I have never really experienced broadband outages for more than a couple of hours tbh so i cant really comment there. The switching rules are certainly welcomed. With regard to contract length, i suspect, to keep overall package costs down, we wont see a lot of difference in the offers we receive from ISPs.
“superfast broadband” i hate that term, what the hell is superfast anyhow ?
It seems politicians love to use it, do they think i makes them sound cool or something :yucky:
If they are using superfast to describe fiber why don't they just call it fiber.

/Rant :rant:
Indeed, 1Mb internet could be called “superfast” if you came from 56k modem. The term is far too open to interpretation, just like anything any politician says, make sure you leave enough room to be able to twist the meaning of your words to fit what people actually want you to mean.

Its the same as the term HD. This was used to describe 405 line B&W television back in its introduction, its used again for 720/1080 (with the additional frustrations of HD-Ready :rolleyes: ). This trend is continuing with the term UltraHD, currently its for “4k” equivalent resolutions, however “8k” resolutions also fit into the same name.

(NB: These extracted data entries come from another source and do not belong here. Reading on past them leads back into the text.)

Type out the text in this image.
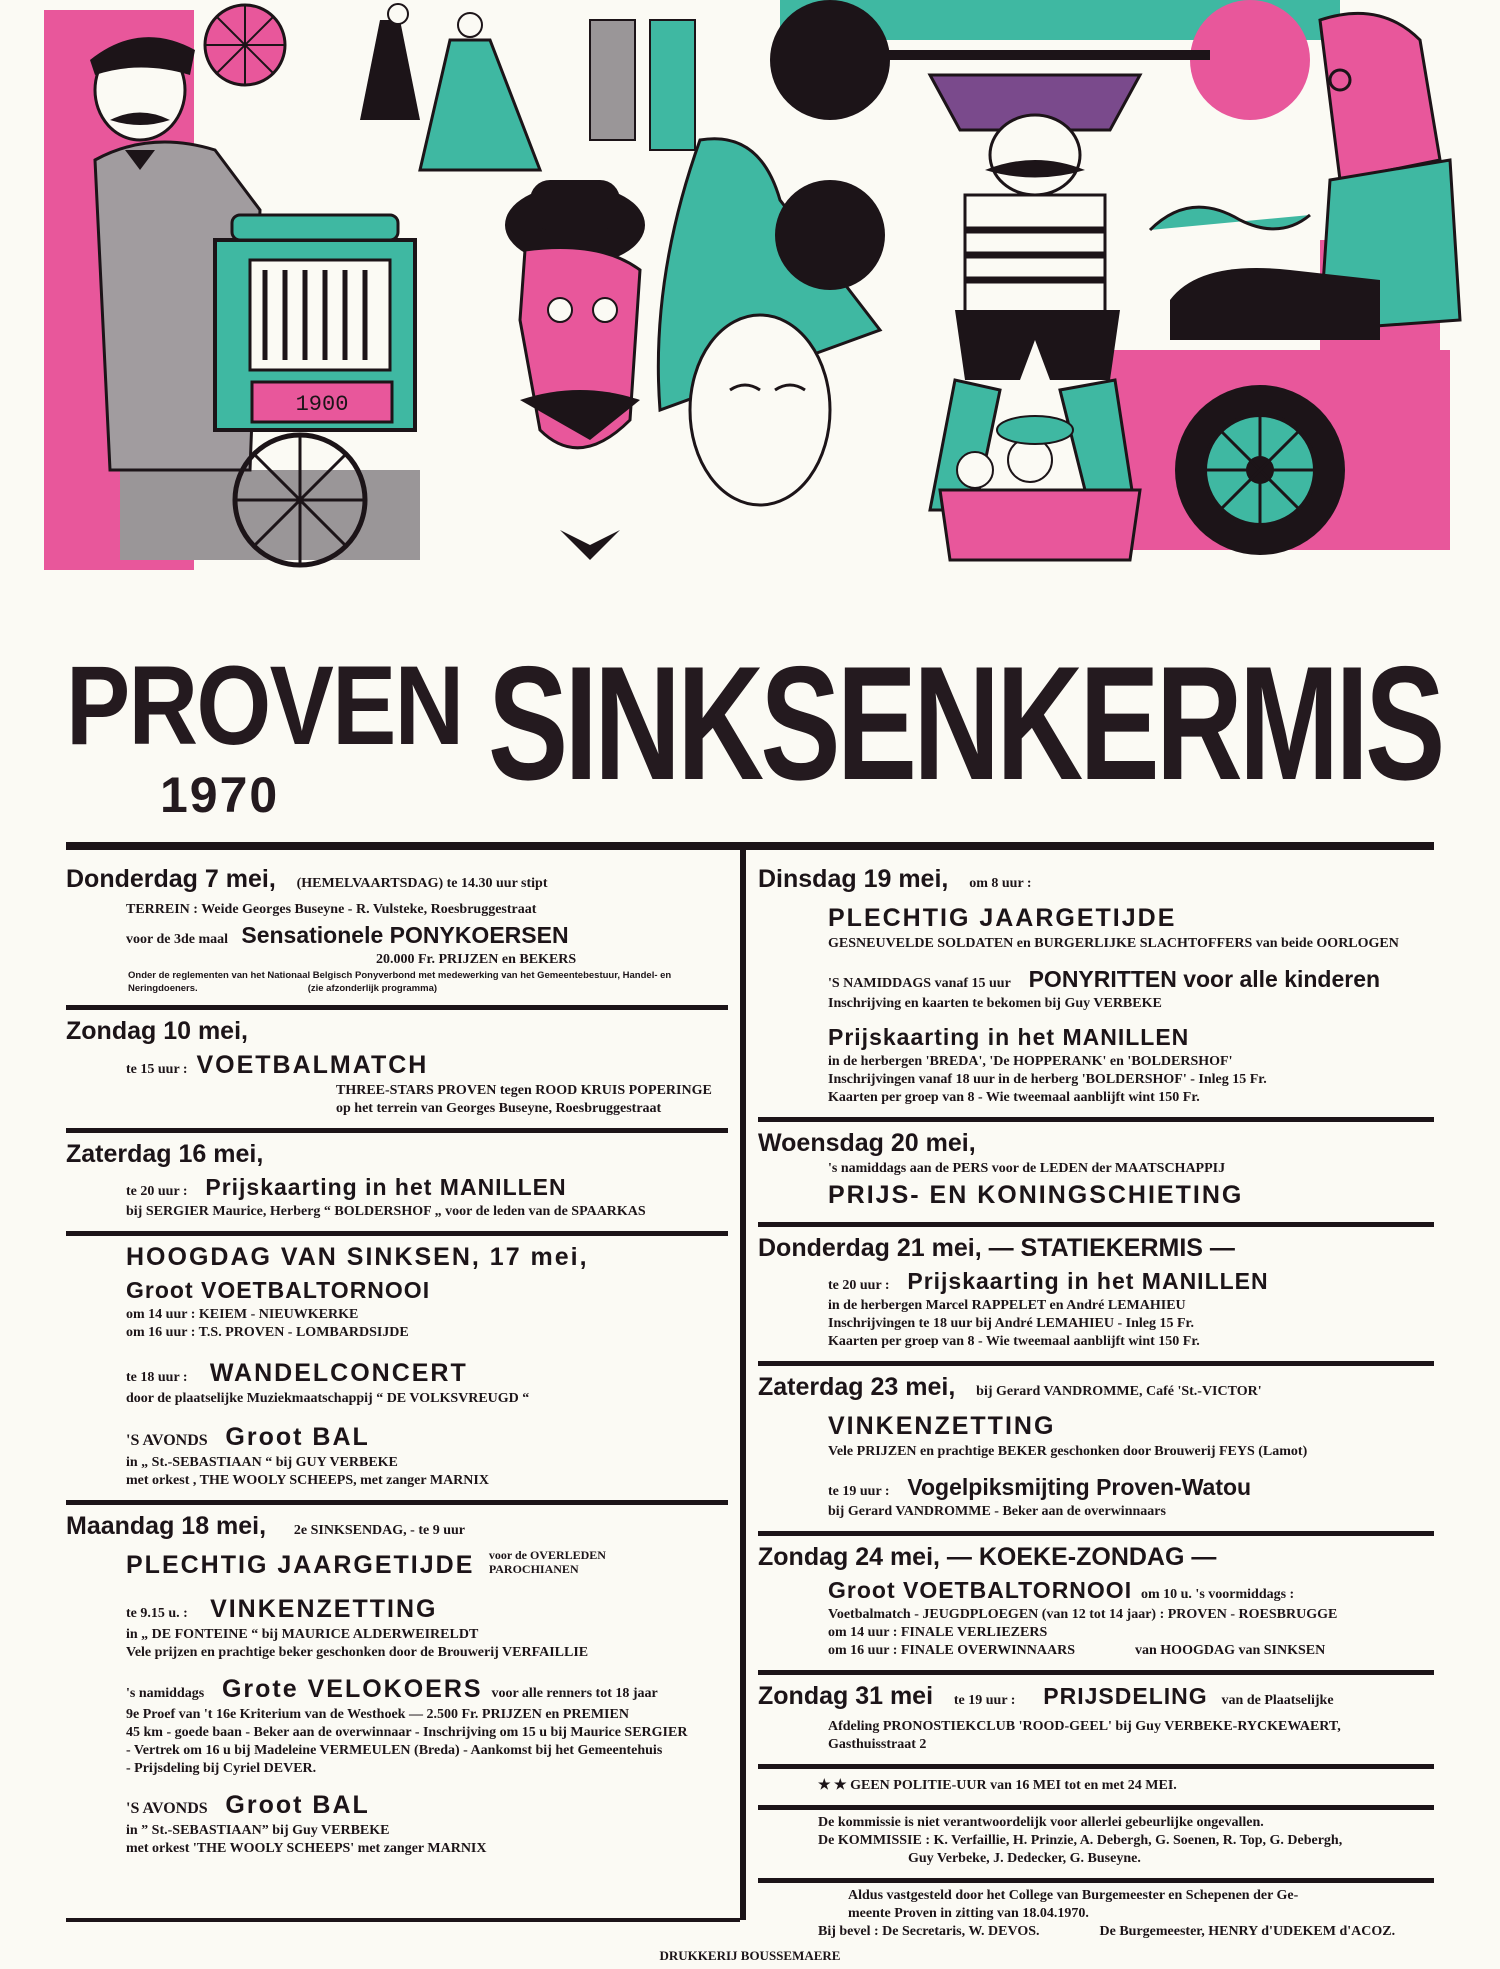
1900
PROVEN
1970 SINKSENKERMIS
Donderdag 7 mei, (HEMELVAARTSDAG) te 14.30 uur stipt
TERREIN : Weide Georges Buseyne - R. Vulsteke, Roesbruggestraat
voor de 3de maal Sensationele PONYKOERSEN
20.000 Fr. PRIJZEN en BEKERS
Onder de reglementen van het Nationaal Belgisch Ponyverbond met medewerking van het Gemeentebestuur, Handel- en
Neringdoeners.	(zie afzonderlijk programma)
Zondag 10 mei,
te 15 uur : VOETBALMATCH
THREE-STARS PROVEN tegen ROOD KRUIS POPERINGE
op het terrein van Georges Buseyne, Roesbruggestraat
Zaterdag 16 mei,
te 20 uur : Prijskaarting in het MANILLEN
bij SERGIER Maurice, Herberg “ BOLDERSHOF „ voor de leden van de SPAARKAS
HOOGDAG VAN SINKSEN, 17 mei,
Groot VOETBALTORNOOI
om 14 uur : KEIEM - NIEUWKERKE
om 16 uur : T.S. PROVEN - LOMBARDSIJDE
te 18 uur : WANDELCONCERT
door de plaatselijke Muziekmaatschappij “ DE VOLKSVREUGD “
'S AVONDS Groot BAL
in „ St.-SEBASTIAAN “ bij GUY VERBEKE
met orkest , THE WOOLY SCHEEPS, met zanger MARNIX
Maandag 18 mei, 2e SINKSENDAG, - te 9 uur
PLECHTIG JAARGETIJDE voor de OVERLEDEN
PAROCHIANEN
te 9.15 u. : VINKENZETTING
in „ DE FONTEINE “ bij MAURICE ALDERWEIRELDT
Vele prijzen en prachtige beker geschonken door de Brouwerij VERFAILLIE
's namiddags Grote VELOKOERS voor alle renners tot 18 jaar
9e Proef van 't 16e Kriterium van de Westhoek — 2.500 Fr. PRIJZEN en PREMIEN
45 km - goede baan - Beker aan de overwinnaar - Inschrijving om 15 u bij Maurice SERGIER
- Vertrek om 16 u bij Madeleine VERMEULEN (Breda) - Aankomst bij het Gemeentehuis
- Prijsdeling bij Cyriel DEVER.
'S AVONDS Groot BAL
in ” St.-SEBASTIAAN” bij Guy VERBEKE
met orkest 'THE WOOLY SCHEEPS' met zanger MARNIX
Dinsdag 19 mei, om 8 uur :
PLECHTIG JAARGETIJDE
GESNEUVELDE SOLDATEN en BURGERLIJKE SLACHTOFFERS van beide OORLOGEN
'S NAMIDDAGS vanaf 15 uur PONYRITTEN voor alle kinderen
Inschrijving en kaarten te bekomen bij Guy VERBEKE
Prijskaarting in het MANILLEN
in de herbergen 'BREDA', 'De HOPPERANK' en 'BOLDERSHOF'
Inschrijvingen vanaf 18 uur in de herberg 'BOLDERSHOF' - Inleg 15 Fr.
Kaarten per groep van 8 - Wie tweemaal aanblijft wint 150 Fr.
Woensdag 20 mei,
's namiddags aan de PERS voor de LEDEN der MAATSCHAPPIJ
PRIJS- EN KONINGSCHIETING
Donderdag 21 mei, — STATIEKERMIS —
te 20 uur : Prijskaarting in het MANILLEN
in de herbergen Marcel RAPPELET en André LEMAHIEU
Inschrijvingen te 18 uur bij André LEMAHIEU - Inleg 15 Fr.
Kaarten per groep van 8 - Wie tweemaal aanblijft wint 150 Fr.
Zaterdag 23 mei, bij Gerard VANDROMME, Café 'St.-VICTOR'
VINKENZETTING
Vele PRIJZEN en prachtige BEKER geschonken door Brouwerij FEYS (Lamot)
te 19 uur : Vogelpiksmijting Proven-Watou
bij Gerard VANDROMME - Beker aan de overwinnaars
Zondag 24 mei, — KOEKE-ZONDAG —
Groot VOETBALTORNOOI om 10 u. 's voormiddags :
Voetbalmatch - JEUGDPLOEGEN (van 12 tot 14 jaar) : PROVEN - ROESBRUGGE
om 14 uur : FINALE VERLIEZERS
om 16 uur : FINALE OVERWINNAARS	van HOOGDAG van SINKSEN
Zondag 31 mei te 19 uur : PRIJSDELING van de Plaatselijke
Afdeling PRONOSTIEKCLUB 'ROOD-GEEL' bij Guy VERBEKE-RYCKEWAERT,
Gasthuisstraat 2
★ ★ GEEN POLITIE-UUR van 16 MEI tot en met 24 MEI.
De kommissie is niet verantwoordelijk voor allerlei gebeurlijke ongevallen.
De KOMMISSIE : K. Verfaillie, H. Prinzie, A. Debergh, G. Soenen, R. Top, G. Debergh,
Guy Verbeke, J. Dedecker, G. Buseyne.
Aldus vastgesteld door het College van Burgemeester en Schepenen der Ge-
meente Proven in zitting van 18.04.1970.
Bij bevel : De Secretaris, W. DEVOS.	De Burgemeester, HENRY d'UDEKEM d'ACOZ.
DRUKKERIJ BOUSSEMAERE
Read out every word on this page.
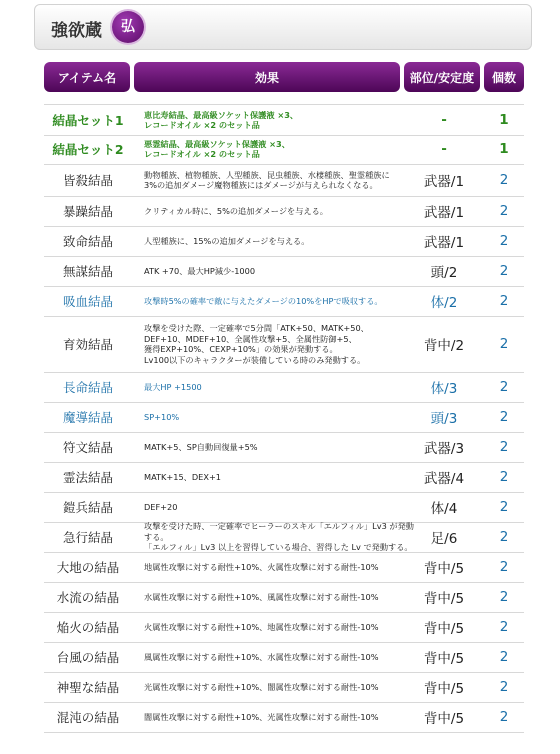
強欲蔵	弘
アイテム名	効果	部位/安定度	個数
結晶セット1	恵比寿結晶、最高級ソケット保護液 ×3、
レコードオイル ×2 のセット品	-	1
結晶セット2	悪霊結晶、最高級ソケット保護液 ×3、
レコードオイル ×2 のセット品	-	1
皆殺結晶	動物種族、植物種族、人型種族、昆虫種族、水棲種族、聖霊種族に
3%の追加ダメージ魔物種族にはダメージが与えられなくなる。	武器/1	2
暴躁結晶	クリティカル時に、5%の追加ダメージを与える。	武器/1	2
致命結晶	人型種族に、15%の追加ダメージを与える。	武器/1	2
無謀結晶	ATK +70、最大HP減少-1000	頭/2	2
吸血結晶	攻撃時5%の確率で敵に与えたダメージの10%をHPで吸収する。	体/2	2
育効結晶
攻撃を受けた際、一定確率で5分間「ATK+50、MATK+50、
DEF+10、MDEF+10、全属性攻撃+5、全属性防御+5、
獲得EXP+10%、CEXP+10%」の効果が発動する。
Lv100以下のキャラクターが装備している時のみ発動する。
背中/2	2
長命結晶	最大HP +1500	体/3	2
魔導結晶	SP+10%	頭/3	2
符文結晶	MATK+5、SP自動回復量+5%	武器/3	2
霊法結晶	MATK+15、DEX+1	武器/4	2
鎧兵結晶	DEF+20	体/4	2
急行結晶
攻撃を受けた時、一定確率でヒーラーのスキル「エルフィル」Lv3 が発動する。
「エルフィル」Lv3 以上を習得している場合、習得した Lv で発動する。
足/6	2
大地の結晶	地属性攻撃に対する耐性+10%、火属性攻撃に対する耐性-10%	背中/5	2
水流の結晶	水属性攻撃に対する耐性+10%、風属性攻撃に対する耐性-10%	背中/5	2
焔火の結晶	火属性攻撃に対する耐性+10%、地属性攻撃に対する耐性-10%	背中/5	2
台風の結晶	風属性攻撃に対する耐性+10%、水属性攻撃に対する耐性-10%	背中/5	2
神聖な結晶	光属性攻撃に対する耐性+10%、闇属性攻撃に対する耐性-10%	背中/5	2
混沌の結晶	闇属性攻撃に対する耐性+10%、光属性攻撃に対する耐性-10%	背中/5	2
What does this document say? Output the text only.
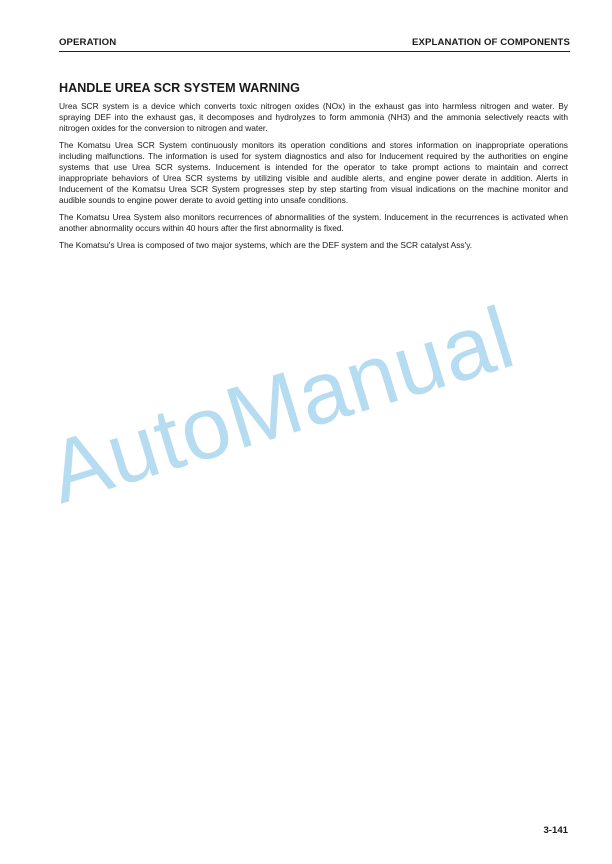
OPERATION	EXPLANATION OF COMPONENTS
HANDLE UREA SCR SYSTEM WARNING

Urea SCR system is a device which converts toxic nitrogen oxides (NOx) in the exhaust gas into harmless nitrogen and water. By spraying DEF into the exhaust gas, it decomposes and hydrolyzes to form ammonia (NH3) and the ammonia selectively reacts with nitrogen oxides for the conversion to nitrogen and water.

The Komatsu Urea SCR System continuously monitors its operation conditions and stores information on inappropriate operations including malfunctions. The information is used for system diagnostics and also for Inducement required by the authorities on engine systems that use Urea SCR systems. Inducement is intended for the operator to take prompt actions to maintain and correct inappropriate behaviors of Urea SCR systems by utilizing visible and audible alerts, and engine power derate in addition. Alerts in Inducement of the Komatsu Urea SCR System progresses step by step starting from visual indications on the machine monitor and audible sounds to engine power derate to avoid getting into unsafe conditions.

The Komatsu Urea System also monitors recurrences of abnormalities of the system. Inducement in the recurrences is activated when another abnormality occurs within 40 hours after the first abnormality is fixed.

The Komatsu's Urea is composed of two major systems, which are the DEF system and the SCR catalyst Ass'y.

AutoManual
3-141
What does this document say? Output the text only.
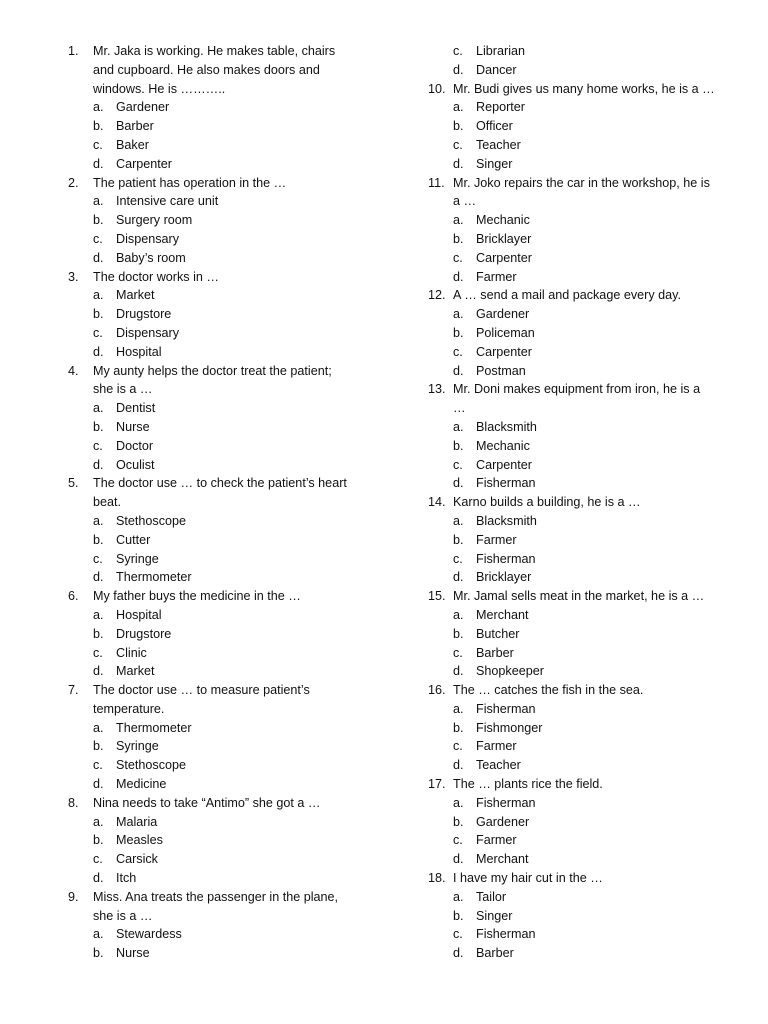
1.	Mr. Jaka is working. He makes table, chairs
and cupboard. He also makes doors and
windows. He is ………..
a. Gardener
b. Barber
c. Baker
d. Carpenter
2.	The patient has operation in the …
a. Intensive care unit
b. Surgery room
c. Dispensary
d. Baby’s room
3.	The doctor works in …
a. Market
b. Drugstore
c. Dispensary
d. Hospital
4.	My aunty helps the doctor treat the patient;
she is a …
a. Dentist
b. Nurse
c. Doctor
d. Oculist
5.	The doctor use … to check the patient’s heart
beat.
a. Stethoscope
b. Cutter
c. Syringe
d. Thermometer
6.	My father buys the medicine in the …
a. Hospital
b. Drugstore
c. Clinic
d. Market
7.	The doctor use … to measure patient’s
temperature.
a. Thermometer
b. Syringe
c. Stethoscope
d. Medicine
8.	Nina needs to take “Antimo” she got a …
a. Malaria
b. Measles
c. Carsick
d. Itch
9.	Miss. Ana treats the passenger in the plane,
she is a …
a. Stewardess
b. Nurse
c. Librarian
d. Dancer
10. Mr. Budi gives us many home works, he is a …
a. Reporter
b. Officer
c. Teacher
d. Singer
11. Mr. Joko repairs the car in the workshop, he is
a …
a. Mechanic
b. Bricklayer
c. Carpenter
d. Farmer
12. A … send a mail and package every day.
a. Gardener
b. Policeman
c. Carpenter
d. Postman
13. Mr. Doni makes equipment from iron, he is a
…
a. Blacksmith
b. Mechanic
c. Carpenter
d. Fisherman
14. Karno builds a building, he is a …
a. Blacksmith
b. Farmer
c. Fisherman
d. Bricklayer
15. Mr. Jamal sells meat in the market, he is a …
a. Merchant
b. Butcher
c. Barber
d. Shopkeeper
16. The … catches the fish in the sea.
a. Fisherman
b. Fishmonger
c. Farmer
d. Teacher
17. The … plants rice the field.
a. Fisherman
b. Gardener
c. Farmer
d. Merchant
18. I have my hair cut in the …
a. Tailor
b. Singer
c. Fisherman
d. Barber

The problem is that politicians are generally just normal people, the kind that would call you when they clicked on that, “free pc cleaning scan” link on a pop up then claim it, “just happened”. They don't understand the reality behind the terminology, they just learn the buzz words so that other normal people can think they know what they are talking about and are doing something really important and valuable about it.
I think i might have gone off topic though…
Corky34
“superfast broadband” i hate that term, what the hell is superfast anyhow ?
“Superfast” = “faster than the bozo next-door/down-the-street” :p
Actually I'd categorise as follows:
<1 Mbps = dialup.
1 - 49Mbps = broadband
50-99Mbps = fast broadband
100-999Mbps = superfast broadband
1Gbps+ = you live in Korea or Japan.
Biscuit
I know many people have had appalling service from openreach with delaying, cancelling and not showing up for appointments, so its about time a regulator stepped in.
More I hear about Openreach the happier I am with Virgin. Last Monday a landscape gardener we got in decided to cut my Virgin cable (because “I didn't think you needed it” :wallbash:), phoned Virgin in the afternoon and by 9.30 on Wednesday the job was done (at £0 to me!).
Moves to boost superfast broadband competition in the UK are also to be implemented.
Erm, how exactly? Surely the only players are BT, Virgin, and 3rd parties buying service from BT - UK definitely needs more in the way of competition! All hail our fibre-toting Google overlords!
crossy
More I hear about Openreach the happier I am with Virgin. Last Monday a landscape gardener we got in decided to cut my Virgin cable (because “I didn't think you needed it” :wallbash:), phoned Virgin in the afternoon and by 9.30 on Wednesday the job was done (at £0 to me!).

The strange thing about openreach is that the service differs across ISPs. The main example i can think of is my friend in London who tried to get BT to install vDSL for 4 months and they kept delaying. He asked plusnet and it was done 2 weeks later.
My results with Plusnet have all been good: 3 installs, all on time, no problems.